The involvement of LncRNA SOX2‐overlapping transcript (SOX2‐OT), SOX2, and GLI‐1 transcription factors in cancer has been well documented. Nonetheless, it is still unknown whether co‐expressed SOX2‐OT/SOX2 or SOX2‐OT/SOX2/GLI‐1 axes are epigenetically/transcriptionally involved in terms of resistance to oncology therapy and in poorer clinical outcomes for patients with lung cancer. We evaluated the role of SOX2‐OT/SOX2 and SOX2‐OT/SOX2/GLI‐1 axes using RT‐qPCR, western blot, immunofluorescence analyses, gene silencing, cellular cytotoxic, and ChIP‐qPCR assays on human cell lines, solid lung malignant tumors, and normal lung tissue. We detected that the SOX2‐OT/SOX2/GLI‐1 axis promotes resistance to tyrosine kinase inhibitor (TKI)‐erlotinib and cisplatin‐based therapy.
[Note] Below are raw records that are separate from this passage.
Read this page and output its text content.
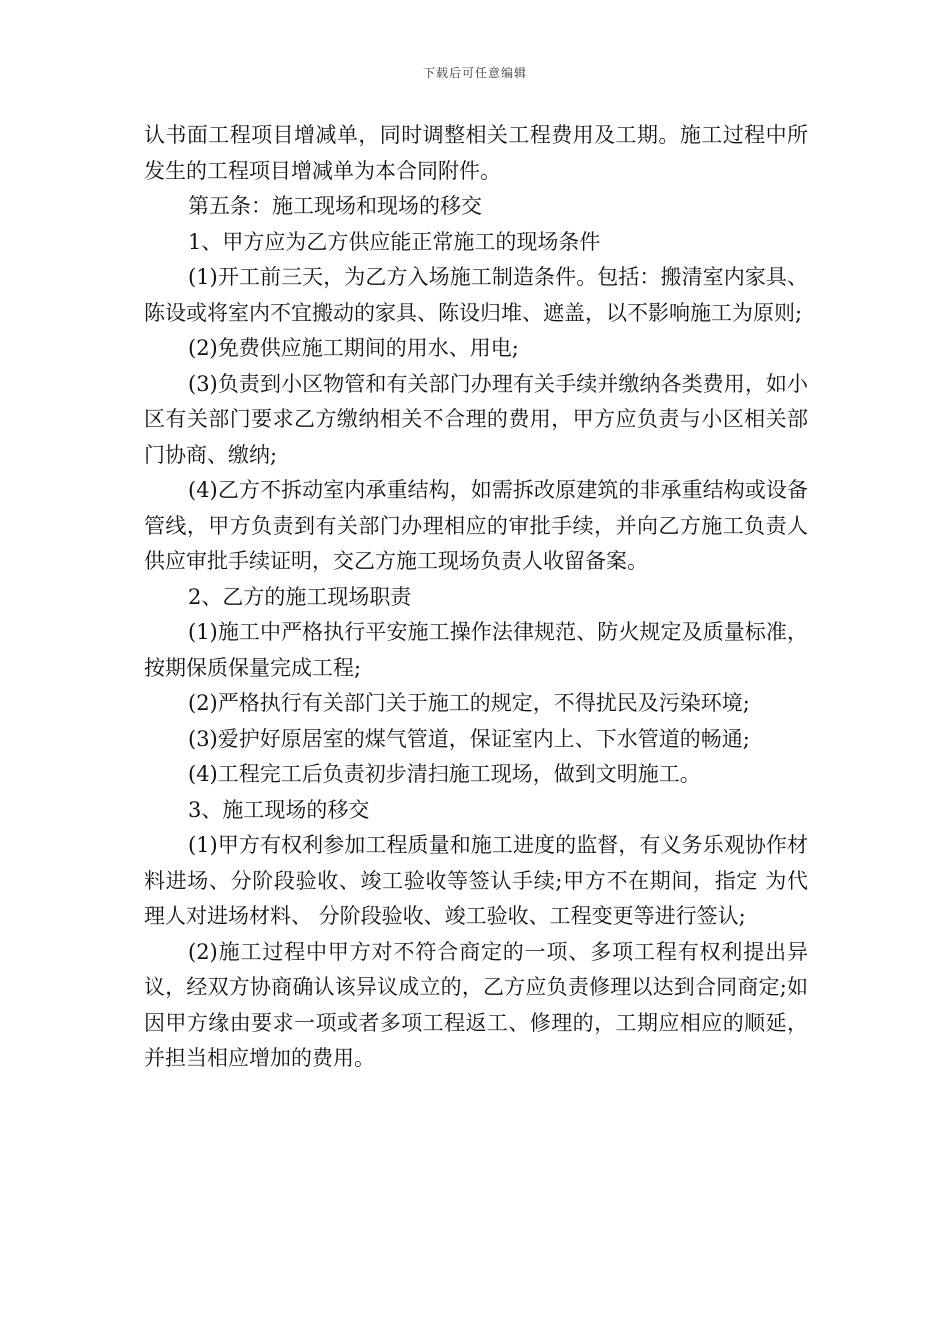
下载后可任意编辑

认书面工程项目增减单，同时调整相关工程费用及工期。施工过程中所发生的工程项目增减单为本合同附件。

第五条：施工现场和现场的移交

1、甲方应为乙方供应能正常施工的现场条件

(1)开工前三天，为乙方入场施工制造条件。包括：搬清室内家具、陈设或将室内不宜搬动的家具、陈设归堆、遮盖，以不影响施工为原则;

(2)免费供应施工期间的用水、用电;

(3)负责到小区物管和有关部门办理有关手续并缴纳各类费用，如小区有关部门要求乙方缴纳相关不合理的费用，甲方应负责与小区相关部门协商、缴纳;

(4)乙方不拆动室内承重结构，如需拆改原建筑的非承重结构或设备管线，甲方负责到有关部门办理相应的审批手续，并向乙方施工负责人供应审批手续证明，交乙方施工现场负责人收留备案。

2、乙方的施工现场职责

(1)施工中严格执行平安施工操作法律规范、防火规定及质量标准，按期保质保量完成工程;

(2)严格执行有关部门关于施工的规定，不得扰民及污染环境;

(3)爱护好原居室的煤气管道，保证室内上、下水管道的畅通;

(4)工程完工后负责初步清扫施工现场，做到文明施工。

3、施工现场的移交

(1)甲方有权利参加工程质量和施工进度的监督，有义务乐观协作材料进场、分阶段验收、竣工验收等签认手续;甲方不在期间，指定 为代理人对进场材料、 分阶段验收、竣工验收、工程变更等进行签认;

(2)施工过程中甲方对不符合商定的一项、多项工程有权利提出异议，经双方协商确认该异议成立的，乙方应负责修理以达到合同商定;如因甲方缘由要求一项或者多项工程返工、修理的，工期应相应的顺延，并担当相应增加的费用。
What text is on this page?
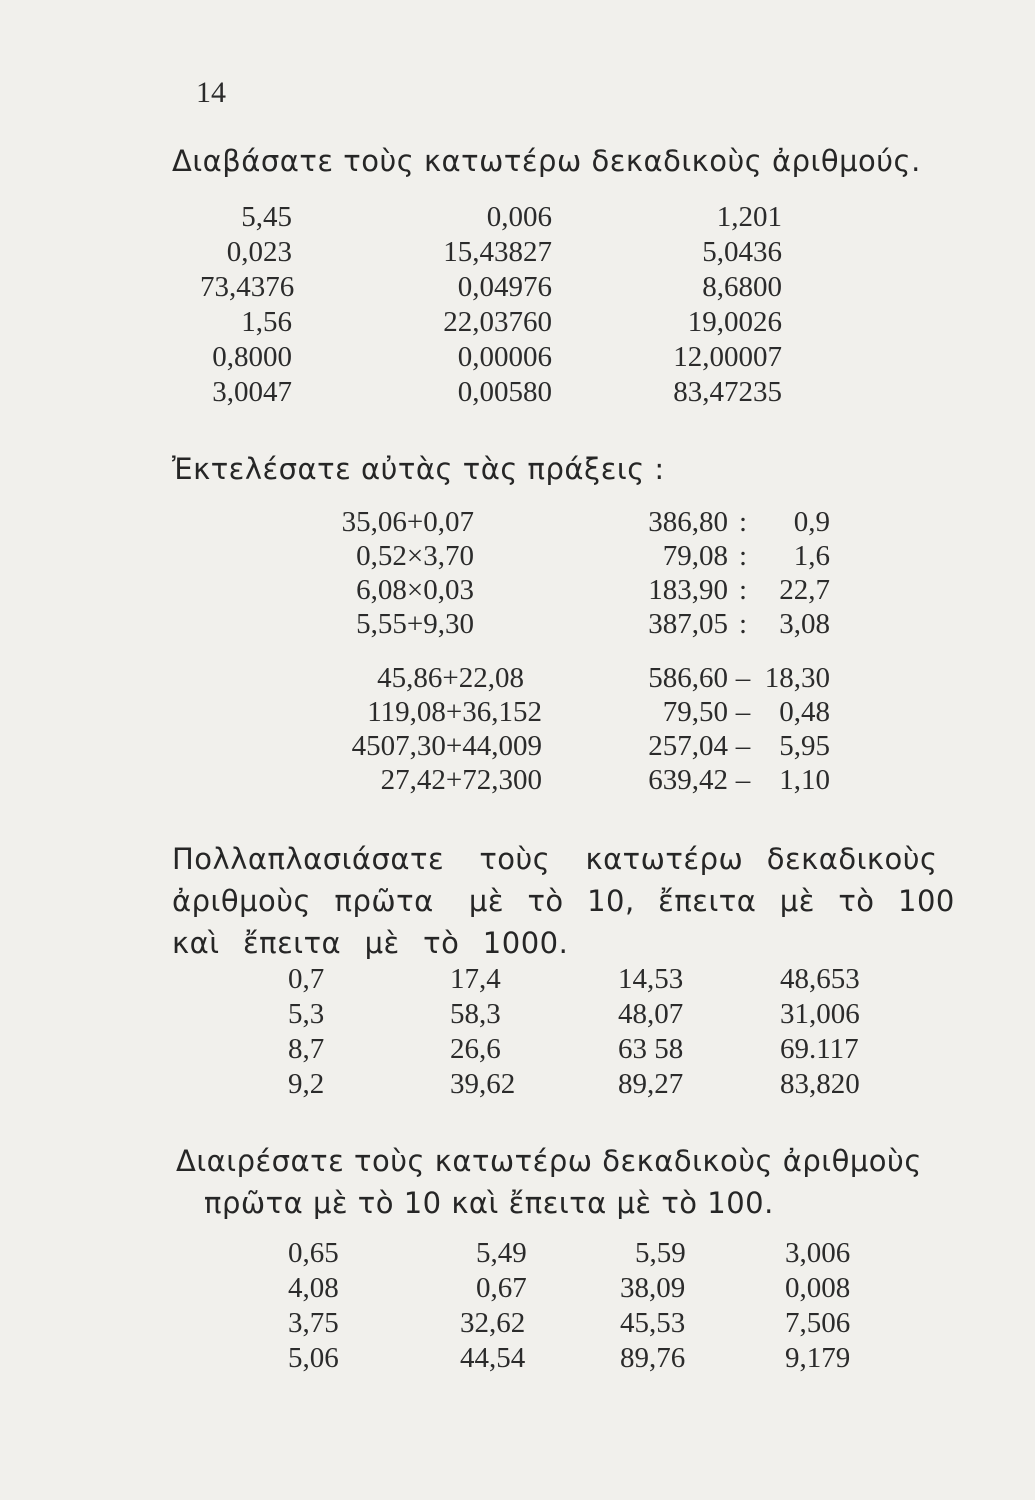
14
Διαβάσατε τοὺς κατωτέρω δεκαδικοὺς ἀριθμούς.
5,45	0,006	1,201
0,023	15,43827	5,0436
73,4376	0,04976	8,6800
1,56	22,03760	19,0026
0,8000	0,00006	12,00007
3,0047	0,00580	83,47235
Ἐκτελέσατε αὐτὰς τὰς πράξεις :
35,06+0,07	386,80 :	0,9
0,52×3,70	79,08 :	1,6
6,08×0,03	183,90 :	22,7
5,55+9,30	387,05 :	3,08
45,86+22,08	586,60 – 18,30
119,08+36,152	79,50 –	0,48
4507,30+44,009	257,04 –	5,95
27,42+72,300	639,42 –	1,10
Πολλαπλασιάσατε   τοὺς   κατωτέρω  δεκαδικοὺς
ἀριθμοὺς  πρῶτα   μὲ  τὸ  10,  ἔπειτα  μὲ  τὸ  100
καὶ  ἔπειτα  μὲ  τὸ  1000.
0,7	17,4	14,53	48,653
5,3	58,3	48,07	31,006
8,7	26,6	63 58	69.117
9,2	39,62	89,27	83,820
Διαιρέσατε τοὺς κατωτέρω δεκαδικοὺς ἀριθμοὺς
πρῶτα μὲ τὸ 10 καὶ ἔπειτα μὲ τὸ 100.
0,65	5,49	5,59	3,006
4,08	0,67	38,09	0,008
3,75	32,62	45,53	7,506
5,06	44,54	89,76	9,179
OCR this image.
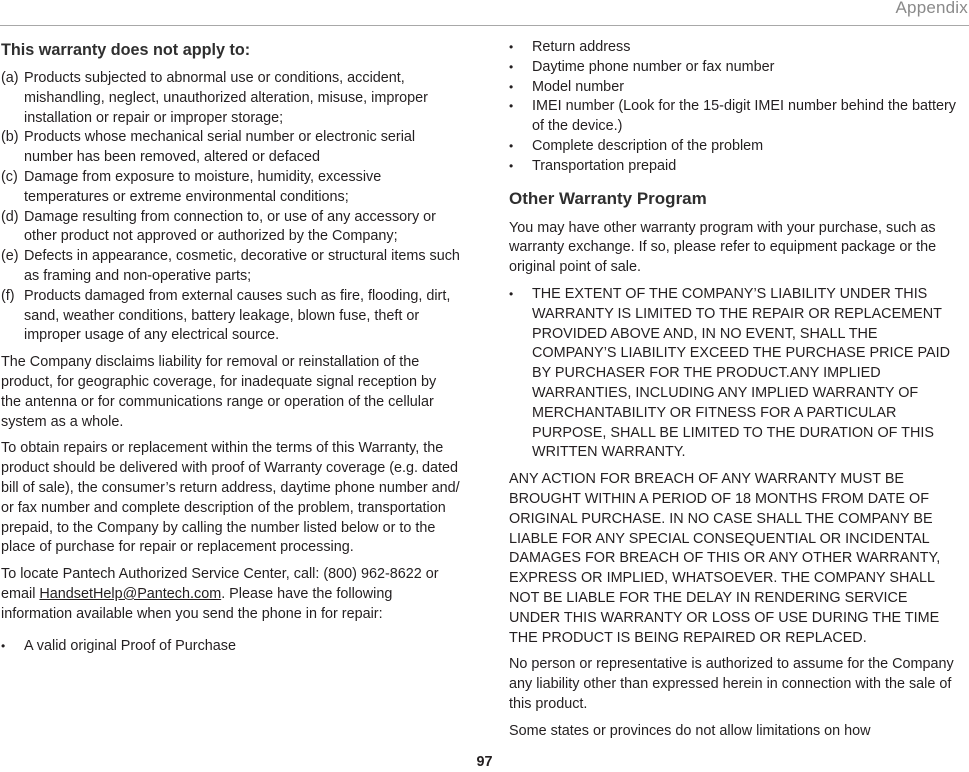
Appendix
This warranty does not apply to:
(a) Products subjected to abnormal use or conditions, accident, mishandling, neglect, unauthorized alteration, misuse, improper installation or repair or improper storage;
(b) Products whose mechanical serial number or electronic serial number has been removed, altered or defaced
(c) Damage from exposure to moisture, humidity, excessive temperatures or extreme environmental conditions;
(d) Damage resulting from connection to, or use of any accessory or other product not approved or authorized by the Company;
(e) Defects in appearance, cosmetic, decorative or structural items such as framing and non-operative parts;
(f) Products damaged from external causes such as fire, flooding, dirt, sand, weather conditions, battery leakage, blown fuse, theft or improper usage of any electrical source.

The Company disclaims liability for removal or reinstallation of the product, for geographic coverage, for inadequate signal reception by the antenna or for communications range or operation of the cellular system as a whole.

To obtain repairs or replacement within the terms of this Warranty, the product should be delivered with proof of Warranty coverage (e.g. dated bill of sale), the consumer’s return address, daytime phone number and/ or fax number and complete description of the problem, transportation prepaid, to the Company by calling the number listed below or to the place of purchase for repair or replacement processing.

To locate Pantech Authorized Service Center, call: (800) 962-8622 or email HandsetHelp@Pantech.com. Please have the following information available when you send the phone in for repair:

• A valid original Proof of Purchase
• Return address
• Daytime phone number or fax number
• Model number
• IMEI number (Look for the 15-digit IMEI number behind the battery of the device.)
• Complete description of the problem
• Transportation prepaid
Other Warranty Program

You may have other warranty program with your purchase, such as warranty exchange. If so, please refer to equipment package or the original point of sale.

• THE EXTENT OF THE COMPANY’S LIABILITY UNDER THIS WARRANTY IS LIMITED TO THE REPAIR OR REPLACEMENT PROVIDED ABOVE AND, IN NO EVENT, SHALL THE COMPANY’S LIABILITY EXCEED THE PURCHASE PRICE PAID BY PURCHASER FOR THE PRODUCT.ANY IMPLIED WARRANTIES, INCLUDING ANY IMPLIED WARRANTY OF MERCHANTABILITY OR FITNESS FOR A PARTICULAR PURPOSE, SHALL BE LIMITED TO THE DURATION OF THIS WRITTEN WARRANTY.

ANY ACTION FOR BREACH OF ANY WARRANTY MUST BE BROUGHT WITHIN A PERIOD OF 18 MONTHS FROM DATE OF ORIGINAL PURCHASE. IN NO CASE SHALL THE COMPANY BE LIABLE FOR ANY SPECIAL CONSEQUENTIAL OR INCIDENTAL DAMAGES FOR BREACH OF THIS OR ANY OTHER WARRANTY, EXPRESS OR IMPLIED, WHATSOEVER. THE COMPANY SHALL NOT BE LIABLE FOR THE DELAY IN RENDERING SERVICE UNDER THIS WARRANTY OR LOSS OF USE DURING THE TIME THE PRODUCT IS BEING REPAIRED OR REPLACED.

No person or representative is authorized to assume for the Company any liability other than expressed herein in connection with the sale of this product.

Some states or provinces do not allow limitations on how

97
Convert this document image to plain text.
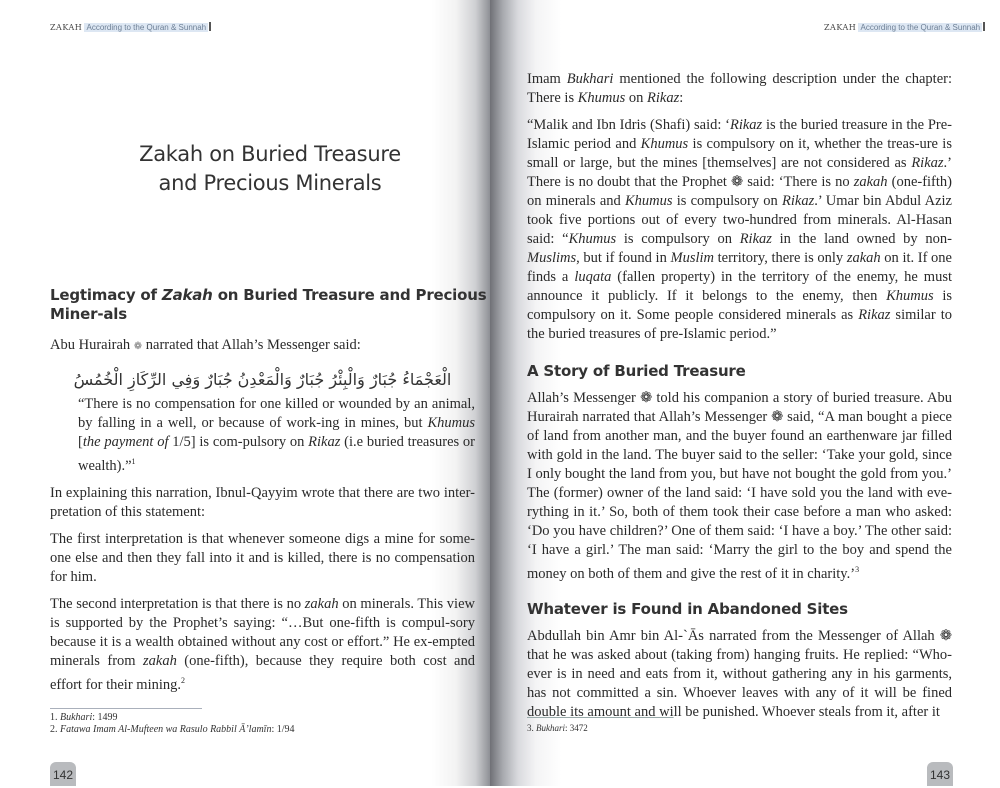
ZAKAH According to the Quran & Sunnah
Zakah on Buried Treasure
and Precious Minerals
Legtimacy of Zakah on Buried Treasure and Precious Miner-als

Abu Hurairah ❁ narrated that Allah’s Messenger said:

الْعَجْمَاءُ جُبَارٌ وَالْبِئْرُ جُبَارٌ وَالْمَعْدِنُ جُبَارٌ وَفِي الرِّكَازِ الْخُمُسُ

“There is no compensation for one killed or wounded by an animal, by falling in a well, or because of work-ing in mines, but Khumus [the payment of 1/5] is com-pulsory on Rikaz (i.e buried treasures or wealth).”$^1$

In explaining this narration, Ibnul-Qayyim wrote that there are two inter-pretation of this statement:

The first interpretation is that whenever someone digs a mine for some-one else and then they fall into it and is killed, there is no compensation for him.

The second interpretation is that there is no zakah on minerals. This view is supported by the Prophet’s saying: “…But one-fifth is compul-sory because it is a wealth obtained without any cost or effort.” He ex-empted minerals from zakah (one-fifth), because they require both cost and effort for their mining.$^2$

1. Bukhari: 1499
2. Fatawa Imam Al-Mufteen wa Rasulo Rabbil Ā’lamīn: 1/94
142
ZAKAH According to the Quran & Sunnah

Imam Bukhari mentioned the following description under the chapter: There is Khumus on Rikaz:

“Malik and Ibn Idris (Shafi) said: ‘Rikaz is the buried treasure in the Pre-Islamic period and Khumus is compulsory on it, whether the treas-ure is small or large, but the mines [themselves] are not considered as Rikaz.’ There is no doubt that the Prophet ❁ said: ‘There is no zakah (one-fifth) on minerals and Khumus is compulsory on Rikaz.’ Umar bin Abdul Aziz took five portions out of every two-hundred from minerals. Al-Hasan said: “Khumus is compulsory on Rikaz in the land owned by non-Muslims, but if found in Muslim territory, there is only zakah on it. If one finds a luqata (fallen property) in the territory of the enemy, he must announce it publicly. If it belongs to the enemy, then Khumus is compulsory on it. Some people considered minerals as Rikaz similar to the buried treasures of pre-Islamic period.”

A Story of Buried Treasure

Allah’s Messenger ❁ told his companion a story of buried treasure. Abu Hurairah narrated that Allah’s Messenger ❁ said, “A man bought a piece of land from another man, and the buyer found an earthenware jar filled with gold in the land. The buyer said to the seller: ‘Take your gold, since I only bought the land from you, but have not bought the gold from you.’ The (former) owner of the land said: ‘I have sold you the land with eve-rything in it.’ So, both of them took their case before a man who asked: ‘Do you have children?’ One of them said: ‘I have a boy.’ The other said: ‘I have a girl.’ The man said: ‘Marry the girl to the boy and spend the money on both of them and give the rest of it in charity.’$^3$

Whatever is Found in Abandoned Sites

Abdullah bin Amr bin Al-`Ās narrated from the Messenger of Allah ❁ that he was asked about (taking from) hanging fruits. He replied: “Who-ever is in need and eats from it, without gathering any in his garments, has not committed a sin. Whoever leaves with any of it will be fined double its amount and will be punished. Whoever steals from it, after it

3. Bukhari: 3472
143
Evidence from this study show that SOX2‐OT modulates the expression/activation of EGFR‐pathway members AKT/ERK. Further, both SOX2‐OT and GLI‐1 genes are epigenetically regulated at their promoter sequences, in an LncRNA SOX2‐OT‐dependent manner, mainly through modifying the enrichment of the activation histone mark H3K4me3/H3K27Ac, versus the repressive histone mark H3K9me3/H3K27me3. In addition, we identified that inhibition of SOX2‐OT and reduced expression of SOX2/GLI‐1 sensitizes lung cancer cells to EGFR/TKI‐erlotinib or cisplatin‐based treatment. Finally, we show that high co‐expression of SOX2‐OT/SOX2 transcripts and SOX2/GLI‐1 proteins appears to correlate with a poor clinical prognosis and lung malignant phenotype. Collectively, these results present evidence that LncRNA SOX2‐OT modulates an orchestrated resistance mechanism, promoting poor prognosis and human lung malignancy through genetic, epigenetic, and post‐translational mechanisms.